Jerstad’s bravery during the raid was quickly honored. On November 21, 1943, Gen. Uzal Ent, the leader of the Ploesti mission, gave Jerstad’s Medal of Honor to his parents in a ceremony at Holy Communion Church in Racine. Baker and three other men — Lt. Lloyd Hughes, Col. Leon Johnson and Col. John Kane — also received the nation’s highest honor for the mission.

Jerstad was listed as missing in action for a long time. According to the Racine Journal Times, the Army called his parents seven years after his death to say they had finally found his remains. The fallen pilot was buried at the Ardennes American Cemetery in Belgium alongside more than 5,100 other fallen Americans from World War II.

In Jerstad’s hometown, his legacy lives on. A duplicate of his Medal of Honor is on display at the Racine Veterans Legacy Museum. An elementary school was also named for Jerstad and Marine Corps Pfc.

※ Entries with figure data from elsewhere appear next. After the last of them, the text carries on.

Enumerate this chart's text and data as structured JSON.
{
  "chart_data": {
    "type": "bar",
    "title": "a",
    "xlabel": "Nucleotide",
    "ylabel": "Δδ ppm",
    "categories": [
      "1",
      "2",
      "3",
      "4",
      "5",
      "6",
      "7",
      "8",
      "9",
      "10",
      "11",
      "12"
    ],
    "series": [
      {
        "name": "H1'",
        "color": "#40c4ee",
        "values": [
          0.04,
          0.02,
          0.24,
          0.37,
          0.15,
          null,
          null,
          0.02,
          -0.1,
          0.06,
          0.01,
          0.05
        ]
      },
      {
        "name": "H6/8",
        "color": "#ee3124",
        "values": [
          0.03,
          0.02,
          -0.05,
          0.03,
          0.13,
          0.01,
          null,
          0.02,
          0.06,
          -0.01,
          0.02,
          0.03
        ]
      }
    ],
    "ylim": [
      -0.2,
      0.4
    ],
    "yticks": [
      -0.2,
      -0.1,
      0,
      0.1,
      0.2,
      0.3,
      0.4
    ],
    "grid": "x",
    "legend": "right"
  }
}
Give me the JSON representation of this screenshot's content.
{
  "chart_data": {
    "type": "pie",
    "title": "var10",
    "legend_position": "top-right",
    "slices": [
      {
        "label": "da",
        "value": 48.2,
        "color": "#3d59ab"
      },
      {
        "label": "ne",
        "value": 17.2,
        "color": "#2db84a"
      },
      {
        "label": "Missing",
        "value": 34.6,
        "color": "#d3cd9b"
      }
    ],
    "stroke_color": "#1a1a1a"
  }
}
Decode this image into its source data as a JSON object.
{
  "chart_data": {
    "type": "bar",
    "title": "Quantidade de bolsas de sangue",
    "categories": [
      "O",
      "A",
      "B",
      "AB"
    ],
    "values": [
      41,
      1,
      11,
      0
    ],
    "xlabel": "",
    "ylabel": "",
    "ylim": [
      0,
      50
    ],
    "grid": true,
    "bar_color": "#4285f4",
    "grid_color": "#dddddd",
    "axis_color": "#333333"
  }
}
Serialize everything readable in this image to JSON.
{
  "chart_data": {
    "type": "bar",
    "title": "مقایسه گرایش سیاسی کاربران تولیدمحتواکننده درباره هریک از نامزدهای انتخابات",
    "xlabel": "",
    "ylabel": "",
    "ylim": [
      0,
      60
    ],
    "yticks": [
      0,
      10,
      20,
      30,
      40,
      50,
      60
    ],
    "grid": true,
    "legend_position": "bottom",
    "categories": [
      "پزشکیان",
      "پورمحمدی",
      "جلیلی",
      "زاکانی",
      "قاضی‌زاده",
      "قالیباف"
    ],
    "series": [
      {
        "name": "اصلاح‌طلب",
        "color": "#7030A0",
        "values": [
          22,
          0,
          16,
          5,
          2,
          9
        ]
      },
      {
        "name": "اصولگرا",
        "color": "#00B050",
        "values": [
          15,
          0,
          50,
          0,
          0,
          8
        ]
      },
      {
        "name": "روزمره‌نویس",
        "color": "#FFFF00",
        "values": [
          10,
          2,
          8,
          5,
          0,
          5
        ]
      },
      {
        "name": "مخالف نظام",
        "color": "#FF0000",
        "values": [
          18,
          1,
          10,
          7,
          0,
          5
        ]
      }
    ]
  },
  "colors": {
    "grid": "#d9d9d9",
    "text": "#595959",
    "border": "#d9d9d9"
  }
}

Harold Agerholm, another local World War II Medal of Honor recipient. Jerstad Avenue on Joint Base Elmendorf-Richardson in Alaska is also named in his honor.



For conspicuous gallantry and intrepidity above and beyond the call of duty. On 1 August 1943, he served as pilot of the lead aircraft in his group in a daring low-level attack against enemy oil refineries and installations at Ploesti, Rumania. Although he had completed more than his share of missions and was no longer connected with this group, so high was his conception of duty that he volunteered to lead the formation in the correct belief that his participation would contribute materially to the success of this attack. Maj. Jerstad led the formation into attack with full realization of the extreme hazards involved and despite withering fire from heavy and light anitaircraft guns. Three miles from the target his airplane was hit, badly damaged, and set on fire. Ignoring the fact that he was flying over a field suitable for a forced landing, he kept on the course. After the bombs of his aircraft were released on the target, the fire in his ship became so intense as to make further progress impossible and he crashed into the target area. By his voluntary acceptance of a mission he knew was extremely hazardous and his assumption of an intrepid course of action at the risk of life over and above the call of duty, Maj. Jerstad set an example of heroism which will be an inspiration to the U.S. Armed Forces.